Again, Justice Kennedy is seen as the key vote. He focused on whether interfering with marriage rights is truly the province of the federal government. “The question is whether or not the federal government, under our federalism scheme, has the authority to regulate marriage,” he asked.
He was establishing a conservative basis for tossing out DOMA on state’s rights grounds.
The liberal justices focused on the rational basis and uniform standards aspects of whether DOMA is constitutional under the Fourteenth Amendment’s equal protection clause.
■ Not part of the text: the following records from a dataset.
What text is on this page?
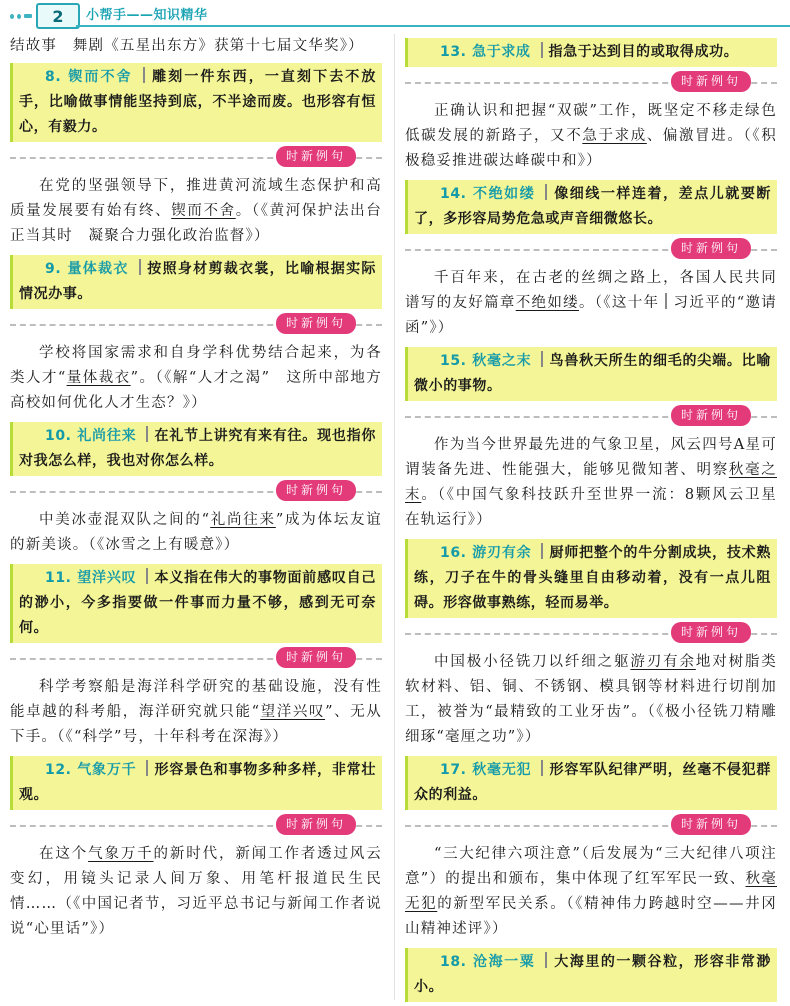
2	小帮手——知识精华

结故事　舞剧《五星出东方》获第十七届文华奖》）

8. 锲而不舍 雕刻一件东西，一直刻下去不放手，比喻做事情能坚持到底，不半途而废。也形容有恒心，有毅力。
时新例句

在党的坚强领导下，推进黄河流域生态保护和高质量发展要有始有终、锲而不舍。（《黄河保护法出台正当其时　凝聚合力强化政治监督》）

9. 量体裁衣 按照身材剪裁衣裳，比喻根据实际情况办事。
时新例句

学校将国家需求和自身学科优势结合起来，为各类人才“量体裁衣”。（《解“人才之渴”　这所中部地方高校如何优化人才生态？》）

10. 礼尚往来 在礼节上讲究有来有往。现也指你对我怎么样，我也对你怎么样。
时新例句

中美冰壶混双队之间的“礼尚往来”成为体坛友谊的新美谈。（《冰雪之上有暖意》）

11. 望洋兴叹 本义指在伟大的事物面前感叹自己的渺小，今多指要做一件事而力量不够，感到无可奈何。
时新例句

科学考察船是海洋科学研究的基础设施，没有性能卓越的科考船，海洋研究就只能“望洋兴叹”、无从下手。（《“科学”号，十年科考在深海》）

12. 气象万千 形容景色和事物多种多样，非常壮观。
时新例句

在这个气象万千的新时代，新闻工作者透过风云变幻，用镜头记录人间万象、用笔杆报道民生民情……（《中国记者节，习近平总书记与新闻工作者说说“心里话”》）

13. 急于求成 指急于达到目的或取得成功。
时新例句

正确认识和把握“双碳”工作，既坚定不移走绿色低碳发展的新路子，又不急于求成、偏激冒进。（《积极稳妥推进碳达峰碳中和》）

14. 不绝如缕 像细线一样连着，差点儿就要断了，多形容局势危急或声音细微悠长。
时新例句

千百年来，在古老的丝绸之路上，各国人民共同谱写的友好篇章不绝如缕。（《这十年 习近平的“邀请函”》）

15. 秋毫之末 鸟兽秋天所生的细毛的尖端。比喻微小的事物。
时新例句

作为当今世界最先进的气象卫星，风云四号A星可谓装备先进、性能强大，能够见微知著、明察秋毫之末。（《中国气象科技跃升至世界一流：8颗风云卫星在轨运行》）

16. 游刃有余 厨师把整个的牛分割成块，技术熟练，刀子在牛的骨头缝里自由移动着，没有一点儿阻碍。形容做事熟练，轻而易举。
时新例句

中国极小径铣刀以纤细之躯游刃有余地对树脂类软材料、铝、铜、不锈钢、模具钢等材料进行切削加工，被誉为“最精致的工业牙齿”。（《极小径铣刀精雕细琢“毫厘之功”》）

17. 秋毫无犯 形容军队纪律严明，丝毫不侵犯群众的利益。
时新例句

“三大纪律六项注意”（后发展为“三大纪律八项注意”）的提出和颁布，集中体现了红军军民一致、秋毫无犯的新型军民关系。（《精神伟力跨越时空——井冈山精神述评》）

18. 沧海一粟 大海里的一颗谷粒，形容非常渺小。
Precedent requires that the defendant (usually, but not in this case, the U.S. government; it is the Bipartisan Legal Advisory Group, a standing committee of the House of Representatives) show that laws challenged under the equal protection clause have a “compelling state interest,” and several justices questioned whether DOMA does have one.
In its earlier opinion striking down DOMA, the Second Circuit Court of Appeals noted that, according to the Congressional Record, the Act was necessitated by the need to make marriage laws uniform throughout the country. Justice Ruth Bader Ginsburg made mincemeat out of this with her widely quoted remark: “You’re saying there are two kinds of marriage: the full marriage, and this this sort of skim milk marriage.”
It’s not rocket science to see where these oral arguments are leading.
If Las Vegas bookies were taking bets, the smart money would wager that the Court denies standing to the plaintiffs in Holligsworth, and declares DOMA unconstitutional in a 5-4 decision, with Justice Kennedy concurring separately.
Decisions in both cases are expected in June.
This is a condensed version of Chapter 10 of a special study project completed for and submitted to CSU Fullerton for credit during the Spring 2013 semester. The full analysis runs 15,000 words.